Mitch Kapor was a founding investor in UUNET Technologies, one of the earliest commercial Internet service providers.[4]
Kapor was the Chair of the Mozilla Foundation at its inception in 2003. He founded the Mitchell Kapor Foundation to support his philanthropic interests in environmental health. He also co-founded, and is on the board of, the Level Playing Field Institute, a 501c(3) dedicated to fairness in education and workplaces. Kapor was the original Chair and is currently on the Board of Directors of Linden Lab, a San Francisco-based company which created the popular virtual world Second Life, and a member of the Advisory Board for the Wikimedia Foundation.[5]
Kapor serves on the advisory board of the Sunlight Foundation.[6]
In May 2009, after founder Susan P. Crawford had joined the Obama administration, Kapor took over chairmanship of OneWebDay - the "Earth Day for the internet".[7]

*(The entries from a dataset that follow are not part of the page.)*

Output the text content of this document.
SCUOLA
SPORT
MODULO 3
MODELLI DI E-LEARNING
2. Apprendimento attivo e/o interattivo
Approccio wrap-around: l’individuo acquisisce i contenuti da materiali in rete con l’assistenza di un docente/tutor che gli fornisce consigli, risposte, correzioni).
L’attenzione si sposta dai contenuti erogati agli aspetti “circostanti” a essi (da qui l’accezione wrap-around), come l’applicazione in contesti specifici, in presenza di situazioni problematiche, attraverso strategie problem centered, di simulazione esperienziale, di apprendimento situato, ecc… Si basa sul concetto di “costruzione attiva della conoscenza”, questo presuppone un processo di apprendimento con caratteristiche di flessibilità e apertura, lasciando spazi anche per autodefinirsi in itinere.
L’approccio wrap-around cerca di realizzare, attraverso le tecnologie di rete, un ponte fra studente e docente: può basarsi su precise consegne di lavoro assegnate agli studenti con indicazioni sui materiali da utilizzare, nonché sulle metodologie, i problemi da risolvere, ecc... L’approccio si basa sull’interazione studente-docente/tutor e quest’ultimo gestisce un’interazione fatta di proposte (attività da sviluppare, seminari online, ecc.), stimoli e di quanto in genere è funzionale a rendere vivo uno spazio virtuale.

In 1990, Kapor's new company ON Technology introduced their new product On Location, an application designed for the Macintosh that contained an indexing system that permit quick retrieval and display of text on the Mac's hard disk.[8] "We think we're being cagey by bringing it out on the Mac first," Kapor said.[8] "It's a richer medium than MS-DOS, and if we have a hot product in the Mac market, it will be easier to get into the PC market."[8]
In 2001, Kapor founded the Open Source Applications Foundation, where he worked on Chandler Project. His involvement with the Foundation and Project ended in 2008.
In 2006, Kapor founded his latest startup, Foxmarks (later renamed as Xmarks), based in San Francisco.
He is married to Freada Kapor Klein and resides in San Francisco. Both served on the Board of Trustees of the Summer Science Program from 2004 to 2006. He was a student of the program in 1966. He is allergic to cats[9] and gluten.